St. Michael Catholic School - Livonia, Michigan
 

SOCIAL STUDIES
GRADE 6 GEOGRAPHY

Textbooks:

World Explorer series, Prentice Hall
Geography Tools and Concepts, ISBN# 0-13-433702-6
Europe & Russia, ISBN# 0-13-433693-3
Africa, ISBN# 0-13-433685-2
Asia & the Pacific, ISBN# 0-13-433690-9

 

 

THE WORLD IN SPATIAL TERMS

Understand the characteristics and uses of maps, globes, and compasses

Students Will:

Identify distinguishing characteristics of different map projections.

Use thematic maps.

Understand Earth-Sun relationship.

Demonstrate use of compass on a map and in the field.

Know the location of places, geographic features, and patterns of the environment

Students Will:

Identify physical and human features (e.g. culture hearths such as Mesopotamia, Huang Ho, Nile Valley; major ocean currents; landforms; climate regions).

Know relative location of, size of, and distances between places (e.g. major urban centers in the United States).

Understand the characteristics and uses of spatial organization of Earth's surface

Students Will:

Explain population density, land use, how places are connected.

Understand migration of people and diffusion of culture.

PLACES AND REGIONS

Understand the physical and human characteristics of place

Students Will:

Show the human characteristics of places (e.g., cultural characteristics such as religion, language, politics, technology, family structure; population characteristics; land uses; levels of development).

Show the physical characteristics of places (e.g., land forms, vegetation, wildlife, climate, natural hazards).

Know how technology shapes the human and physical characteristics of places.

Know the causes and effects of changes in a place over time (e.g., physical changes such as forest cover, water distribution, temperature fluctuations; human changes such as urban growth, the clearing of forests, development of transportation systems).

Understand the concept of regions

Students Will:

Know regions at various spatial scales (e.g., hemispheres, regions within continents, countries, cities).

Explain criteria that give a region identity (physical or human features such as climate, landforms, land use, or culture).
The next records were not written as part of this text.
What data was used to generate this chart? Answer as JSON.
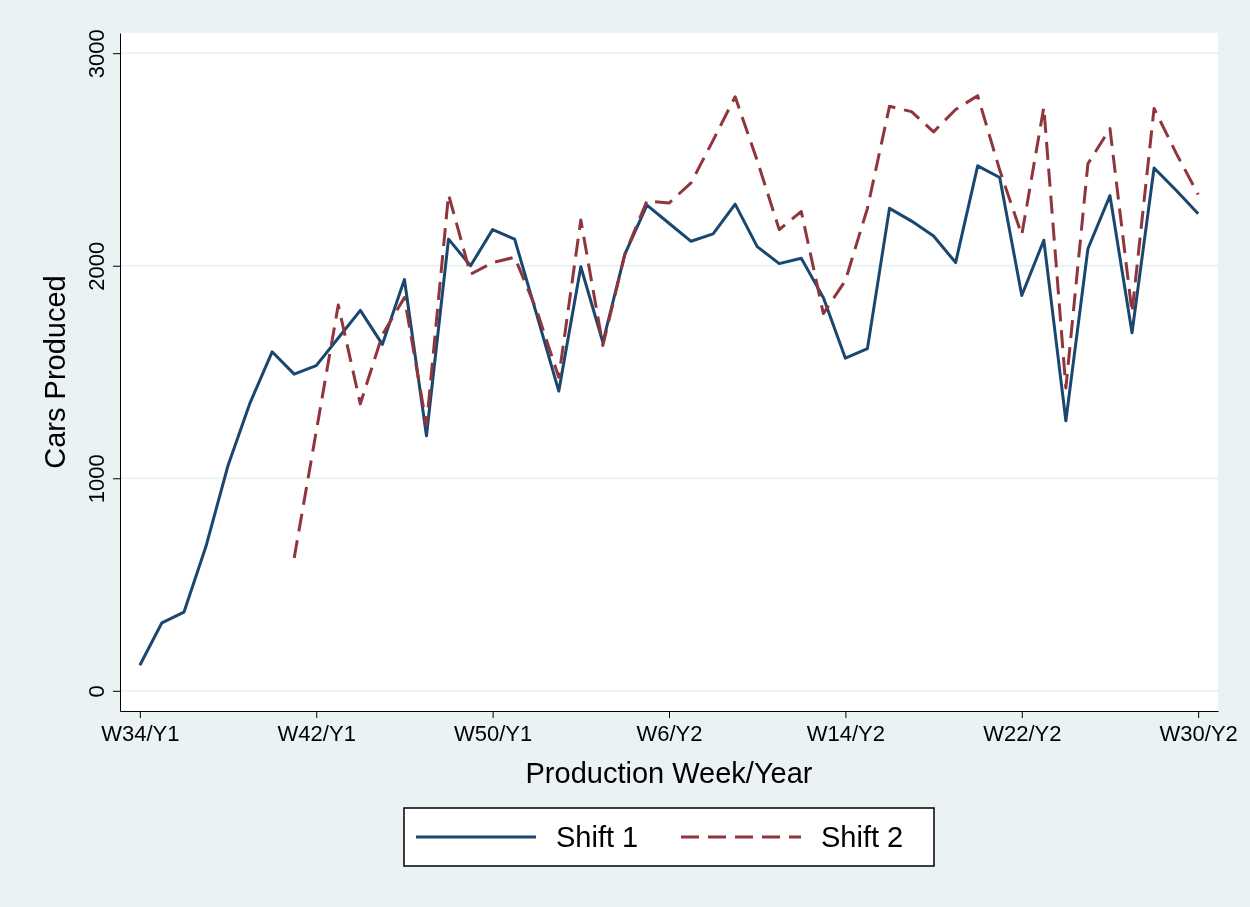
{
  "chart_data": {
    "type": "line",
    "xlabel": "Production Week/Year",
    "ylabel": "Cars Produced",
    "categories": [
      "W34/Y1",
      null,
      null,
      null,
      null,
      null,
      null,
      null,
      "W42/Y1",
      null,
      null,
      null,
      null,
      null,
      null,
      null,
      "W50/Y1",
      null,
      null,
      null,
      null,
      null,
      null,
      null,
      "W6/Y2",
      null,
      null,
      null,
      null,
      null,
      null,
      null,
      "W14/Y2",
      null,
      null,
      null,
      null,
      null,
      null,
      null,
      "W22/Y2",
      null,
      null,
      null,
      null,
      null,
      null,
      null,
      "W30/Y2"
    ],
    "ylim": [
      -95,
      3095
    ],
    "yticks": [
      0,
      1000,
      2000,
      3000
    ],
    "grid": "y",
    "legend": "bottom",
    "series": [
      {
        "name": "Shift 1",
        "color": "#1a476f",
        "line_style": "solid",
        "values": [
          120,
          320,
          370,
          680,
          1060,
          1355,
          1595,
          1490,
          1530,
          1660,
          1790,
          1630,
          1935,
          1200,
          2125,
          2000,
          2170,
          2125,
          1770,
          1410,
          1995,
          1640,
          2055,
          2285,
          2200,
          2115,
          2150,
          2290,
          2090,
          2010,
          2035,
          1850,
          1565,
          1610,
          2270,
          2210,
          2140,
          2015,
          2470,
          2415,
          1860,
          2120,
          1270,
          2080,
          2330,
          1685,
          2460,
          2355,
          2245
        ]
      },
      {
        "name": "Shift 2",
        "color": "#90353b",
        "line_style": "dashed",
        "values": [
          null,
          null,
          null,
          null,
          null,
          null,
          null,
          625,
          1220,
          1815,
          1350,
          1675,
          1850,
          1250,
          2335,
          1960,
          2015,
          2040,
          1790,
          1475,
          2215,
          1625,
          2055,
          2305,
          2295,
          2390,
          2590,
          2795,
          2495,
          2170,
          2255,
          1775,
          1930,
          2270,
          2750,
          2725,
          2630,
          2735,
          2800,
          2450,
          2145,
          2745,
          1425,
          2480,
          2645,
          1780,
          2740,
          2530,
          2335
        ]
      }
    ]
  }
}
Understand how regional systems are interconnected (e.g. watersheds, trade, cultural ties).

Understand that culture and experience influence people's perceptions of places and regions

Students Will:

Know how places serve as cultural symbols (e.g. the Great Pyramid; Statue of Liberty; Eiffel Tower).

Know how technology affects land use (e.g., irrigating land, building of cities) and how the land shapes and influences culture.

PHYSICAL SYSTEMS

Know the physical processes that shape patterns on Earth's surface

Understand the characteristics of ecosystems on Earth's surface

HUMAN SYSTEMS

Understand the distribution and migration of human populations on Earth's surface

Understand the patterns and networks of economic interdependence on Earth's surface

Students Will:

Understand historic and contemporary systems of transportation and communication in the development of economic activities (e.g., the movement of goods, ideas, and people in, around, and out of places).

Know primary economic activities such as coal mining and salmon fishing; secondary economic activities such as the manufacture of shoes and the associated worldwide trade in raw materials; tertiary economic activity such as restaurants, theaters, and hotels.

Define economic systems of capitalism, socialism, and communism.

Understand the patterns and causes of human settlement (why people live where they live)

ENVIRONMENT AND SOCIETY

Understand how human actions modify the physical environment

Students Will:

Understand the environmental consequences of people changing the physical environment (e.g., the effects of ozone depletion, acid rain, climate change, deforestation, land degradation, ocean pollution, water-quality).

Understand the ways in which technology influences the human capacity to modify the physical environment (e.g., effects of controlling fire, steam power, electricity, work animals).

Understand how Earth’s physical systems affect human systems

Categorize natural resources (e.g. renewable, nonrenewable, fossil fuels)

Understand the changes that occur in the meaning, use, distribution and importance of resources

USES OF GEOGRAPHY

Understand how geography is used to interpret the past

Students Will:

Knows historic and current conflicts and competition regarding the use and allocation of resources.

Knows the ways in which the spatial organization of society changes over time (e.g., process of urban growth in the United States).

Understand global development and environmental issues

Students Will:

Understand how the interaction between physical and human systems affects current conditions on Earth (e.g., economic relationships, types of energy sources such as petroleum, coal, nuclear power, and solar power and their impact on the environment).

Understand the possible impact that present conditions and patterns of consumption, production and population growth might have on the future spatial organization of Earth.